= Yogesh Jaluria =

Thermal sciences engineer

Professor Yogesh Jaluria is Board of Governors Professor and Distinguished Professor at Rutgers, the State University of New Jersey, in the Department of Mechanical and Aerospace Engineering. He is a specialist in thermal sciences and engineering.

== Biography ==
Jaluria was born in India, where he received his B.S. degree in mechanical engineering in 1970 from the Indian Institute of Technology, Delhi, standing first in his graduating class. He received his M.S. and Ph.D. degrees from Cornell University in 1972 and 1974, respectively.

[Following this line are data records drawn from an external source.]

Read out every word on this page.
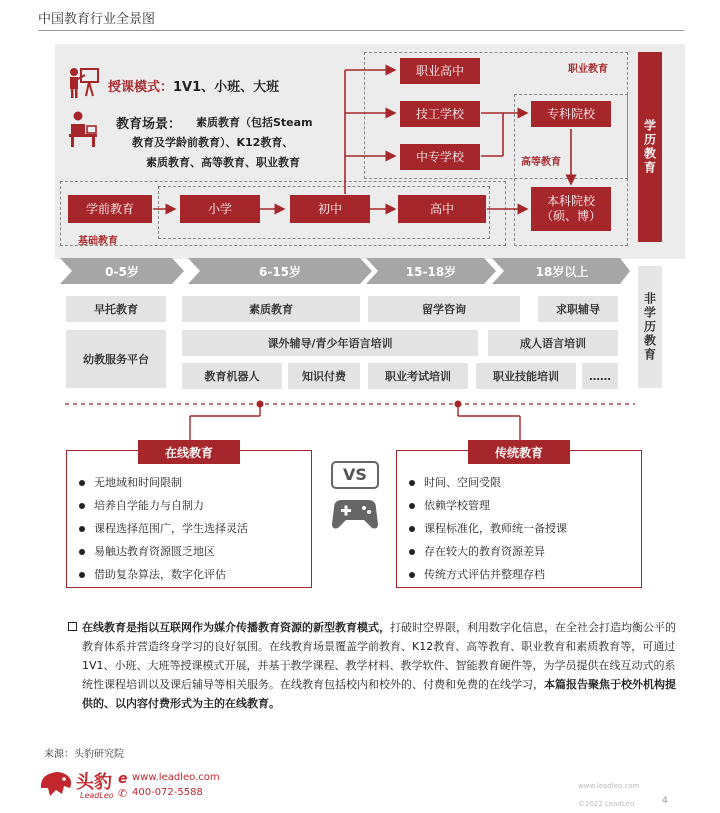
中国教育行业全景图
授课模式：1V1、小班、大班
教育场景： 素质教育（包括Steam
教育及学龄前教育）、K12教育、
素质教育、高等教育、职业教育
职业教育
高等教育
基础教育
职业高中
技工学校
中专学校
专科院校
本科院校
（硕、博）
学前教育	小学	初中	高中
学历教育
非学历教育
0-5岁	6-15岁	15-18岁	18岁以上
早托教育	素质教育	留学咨询	求职辅导
幼教服务平台
课外辅导/青少年语言培训	成人语言培训
教育机器人	知识付费	职业考试培训	职业技能培训	……
无地域和时间限制
培养自学能力与自制力
课程选择范围广，学生选择灵活
易触达教育资源匮乏地区
借助复杂算法，数字化评估
在线教育
时间、空间受限
依赖学校管理
课程标准化，教师统一备授课
存在较大的教育资源差异
传统方式评估并整理存档
传统教育
VS
在线教育是指以互联网作为媒介传播教育资源的新型教育模式，打破时空界限，利用数字化信息，在全社会打造均衡公平的教育体系并营造终身学习的良好氛围。在线教育场景覆盖学前教育、K12教育、高等教育、职业教育和素质教育等，可通过1V1、小班、大班等授课模式开展，并基于教学课程、教学材料、教学软件、智能教育硬件等，为学员提供在线互动式的系统性课程培训以及课后辅导等相关服务。在线教育包括校内和校外的、付费和免费的在线学习，本篇报告聚焦于校外机构提供的、以内容付费形式为主的在线教育。
来源：头豹研究院
头豹
LeadLeo
e www.leadleo.com
✆ 400-072-5588
www.leadleo.com
©2022 LeadLeo	4
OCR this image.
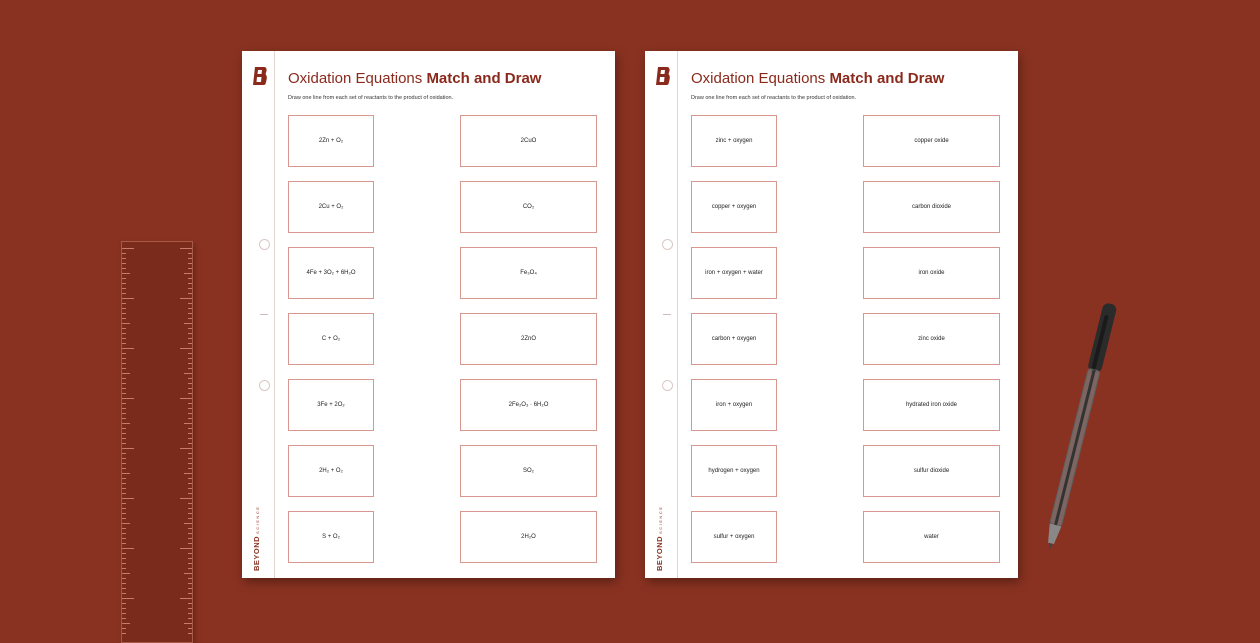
BEYONDSCIENCE
Oxidation Equations Match and Draw
Draw one line from each set of reactants to the product of oxidation.
2Zn + O₂
2Cu + O₂
4Fe + 3O₂ + 6H₂O
C + O₂
3Fe + 2O₂
2H₂ + O₂
S + O₂
2CuO
CO₂
Fe₃O₄
2ZnO
2Fe₂O₃ · 6H₂O
SO₂
2H₂O	BEYONDSCIENCE
Oxidation Equations Match and Draw
Draw one line from each set of reactants to the product of oxidation.
zinc + oxygen
copper + oxygen
iron + oxygen + water
carbon + oxygen
iron + oxygen
hydrogen + oxygen
sulfur + oxygen
copper oxide
carbon dioxide
iron oxide
zinc oxide
hydrated iron oxide
sulfur dioxide
water
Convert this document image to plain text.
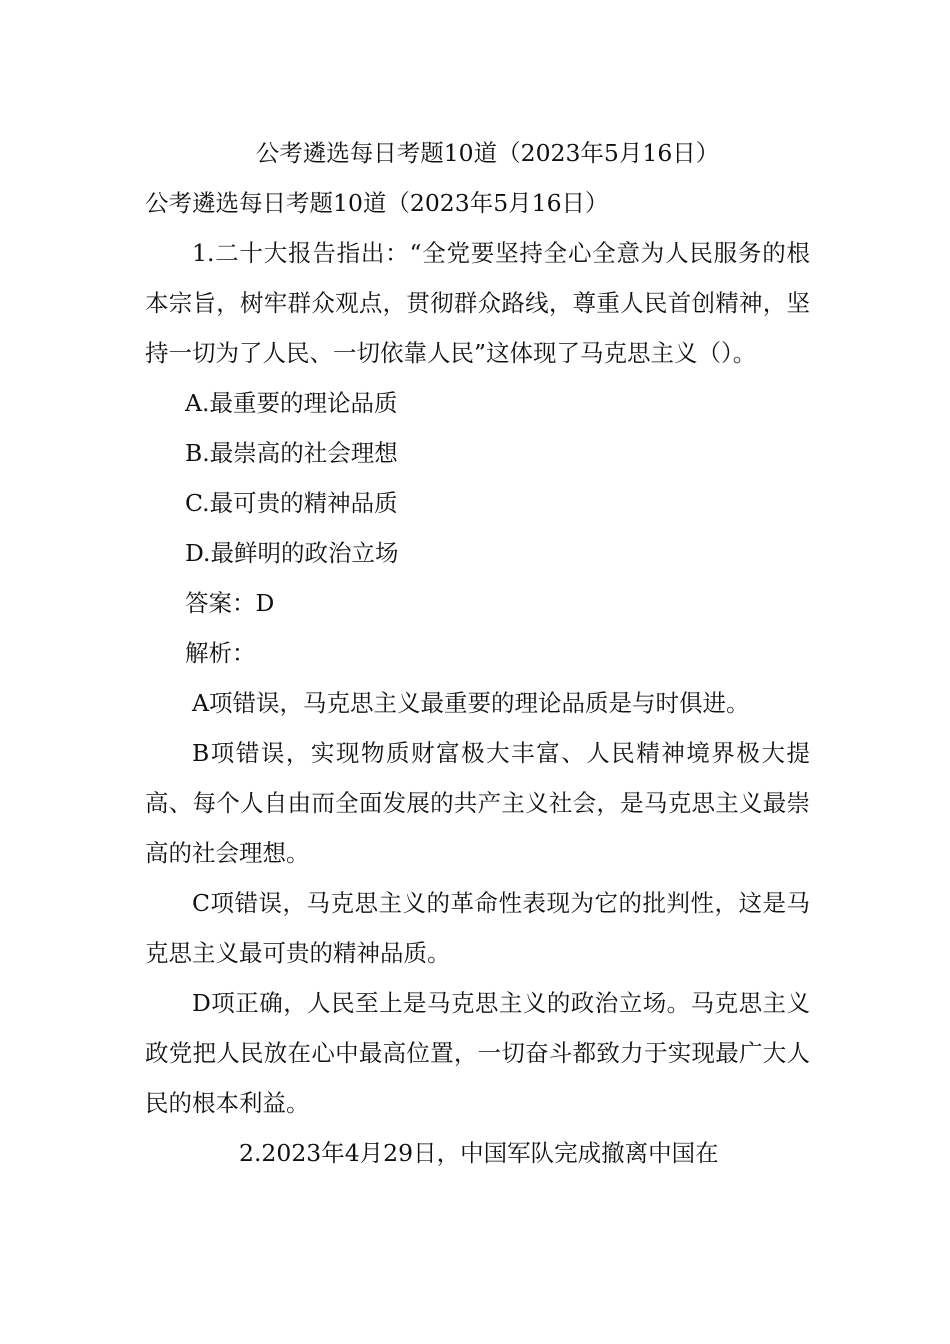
公考遴选每日考题10道（2023年5月16日）

公考遴选每日考题10道（2023年5月16日）

1.二十大报告指出：“全党要坚持全心全意为人民服务的根本宗旨，树牢群众观点，贯彻群众路线，尊重人民首创精神，坚持一切为了人民、一切依靠人民”这体现了马克思主义（）。

A.最重要的理论品质

B.最崇高的社会理想

C.最可贵的精神品质

D.最鲜明的政治立场

答案：D

解析：

A项错误，马克思主义最重要的理论品质是与时俱进。

B项错误，实现物质财富极大丰富、人民精神境界极大提高、每个人自由而全面发展的共产主义社会，是马克思主义最崇高的社会理想。

C项错误，马克思主义的革命性表现为它的批判性，这是马克思主义最可贵的精神品质。

D项正确，人民至上是马克思主义的政治立场。马克思主义政党把人民放在心中最高位置，一切奋斗都致力于实现最广大人民的根本利益。

2.2023年4月29日，中国军队完成撤离中国在
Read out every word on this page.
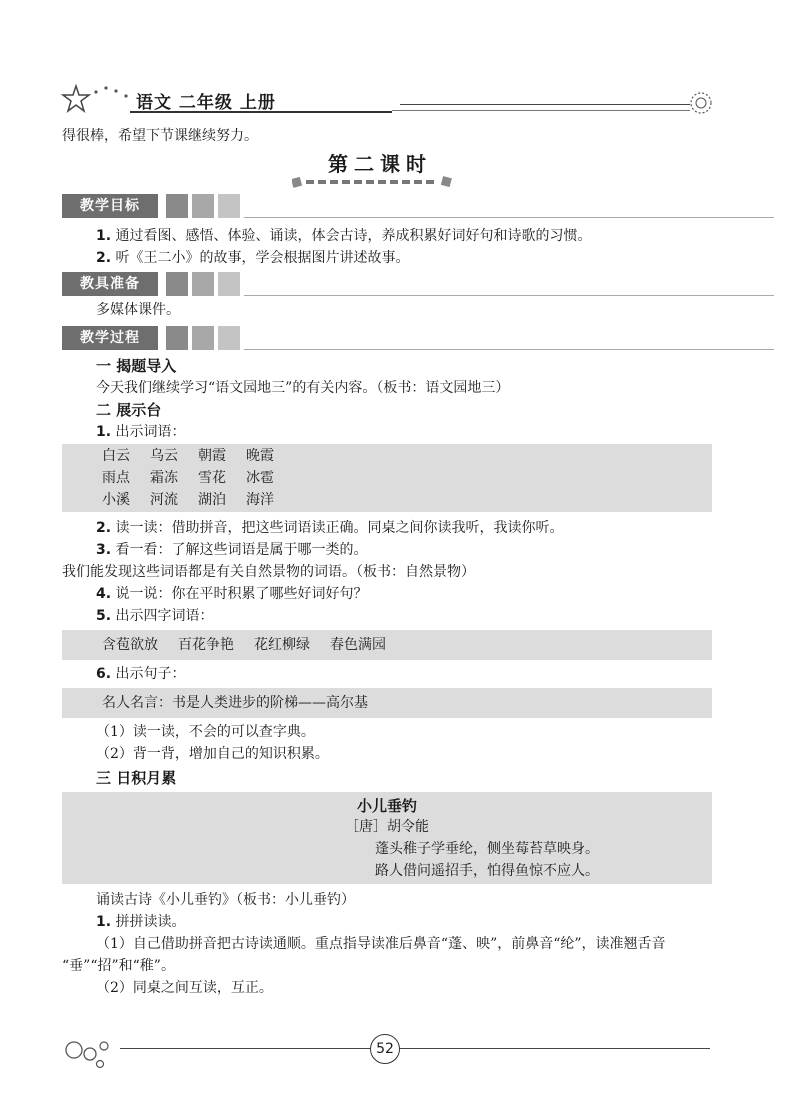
语文 二年级 上册
得很棒，希望下节课继续努力。
第二课时
教学目标
1. 通过看图、感悟、体验、诵读，体会古诗，养成积累好词好句和诗歌的习惯。
2. 听《王二小》的故事，学会根据图片讲述故事。
教具准备
多媒体课件。
教学过程
一 揭题导入
今天我们继续学习“语文园地三”的有关内容。（板书：语文园地三）
二 展示台
1. 出示词语：
白云	乌云	朝霞	晚霞
雨点	霜冻	雪花	冰雹
小溪	河流	湖泊	海洋
2. 读一读：借助拼音，把这些词语读正确。同桌之间你读我听，我读你听。
3. 看一看：了解这些词语是属于哪一类的。
我们能发现这些词语都是有关自然景物的词语。（板书：自然景物）
4. 说一说：你在平时积累了哪些好词好句？
5. 出示四字词语：
含苞欲放 百花争艳 花红柳绿 春色满园
6. 出示句子：
名人名言：书是人类进步的阶梯——高尔基
（1）读一读，不会的可以查字典。
（2）背一背，增加自己的知识积累。
三 日积月累
小儿垂钓
［唐］胡令能
蓬头稚子学垂纶，侧坐莓苔草映身。
路人借问遥招手，怕得鱼惊不应人。
诵读古诗《小儿垂钓》（板书：小儿垂钓）
1. 拼拼读读。
（1）自己借助拼音把古诗读通顺。重点指导读准后鼻音“蓬、映”，前鼻音“纶”，读准翘舌音
“垂”“招”和“稚”。
（2）同桌之间互读，互正。
52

He was a member of the research staff at Bell Labs, Princeton, from 1974 to 1976. He then returned to India to take an academic position at the Indian Institute of Technology, Kanpur, India (1976–80), before returning to the US, and joining Rutgers University. At Rutgers, Professor Jaluria served as chairman of his department from 2005 to 2011, and as Interim Dean of Engineering during 2008–2009. He was made a distinguished professor in 1991 and was appointed as Board of Governors Professor in 2001.

== Professional work ==
Jaluria is known for his work on natural convection, or buoyancy-driven flows. He wrote the first book on this topic and was a co-author of a later extensive treatise on the subject. Both of these books were translated into Russian, with extensive circulation in Eastern Europe. He has worked in the areas of computational fluid dynamics (CFD) and heat transfer, materials processing, such as optical fiber drawing, chemical vapor deposition and polymer extrusion, optimization of thermal systems, cooling of electronic systems, solar energy, and building fires. His most significant specific work includes the determination of feasible and optimal conditions in thermal processing, innovative methods for cooling electronic systems, growth and spread of building fires, basic understanding of transition to turbulence and effects of stratification and conjugate transport, multiscale modeling and quantification of mixing processes in extrusion. He has contributed over 500 articles, including over 210 in peer-reviewed archival journal articles, authored or co-authored 9 books, and edited or co-edited 10 books. All these books have had a major impact on the field due to innovative and pioneering approaches in research, engineering and education presented by them.

== Honors ==
Jaluria has received the Max Jakob Memorial Award, the highest honor in this field, from the American Institute of Chemical Engineers (AIChE) and the American Society of Mechanical Engineers (ASME), the society-wide Robert Henry Thurston Lecture Award from the ASME in 2003,, as well as the Freeman Scholar Award, Worcester Reed Warner Medal and the Heat Transfer Memorial Award from ASME; the Society made him an honorary member in 2012. He received the Donald Q. Kern Award from the AIChE, and the Luikov Medal from the International Center for Heat and Mass Transfer. He gave the ASME Richard Henry Thurston Award Lecture "Buoyancy-Induced Flows in Nature and Technology" in 2003. He is also a Fellow of the American Physical Society and of the American Association for the Advancement of Science.

He received the Distinguished Alumni Award from IIT, Delhi, India, in 1994, and the Daniel Gorenstein Memorial Award from Rutgers in 2010.

He was the Editor of ASME Journal of Heat Transfer from 2005 to 2010. During that time, he was instrumental in founding a new archival ASME journal, Journal of Thermal Science and Engineering Applications. He is presently the President of the American Society of Thermal and Fluids Engineers, an international non-profit organization focused on research and engineering in these and related fields, with particular emphasis on industry, international collaboration and emerging young researchers.

== Personal life ==

Professor Jaluria and his wife, Anuradha, are long time residents of New Jersey. They currently reside in Monroe Township, Middlesex County, New Jersey, having previously lived in East Brunswick, New Jersey. They have three children, Pratik, Aseem and Ankur and two daughter-in-laws, Leslie and Karishma. They also have five grandsons, Vyan, Nalin, Zev, Jai and Jaanav.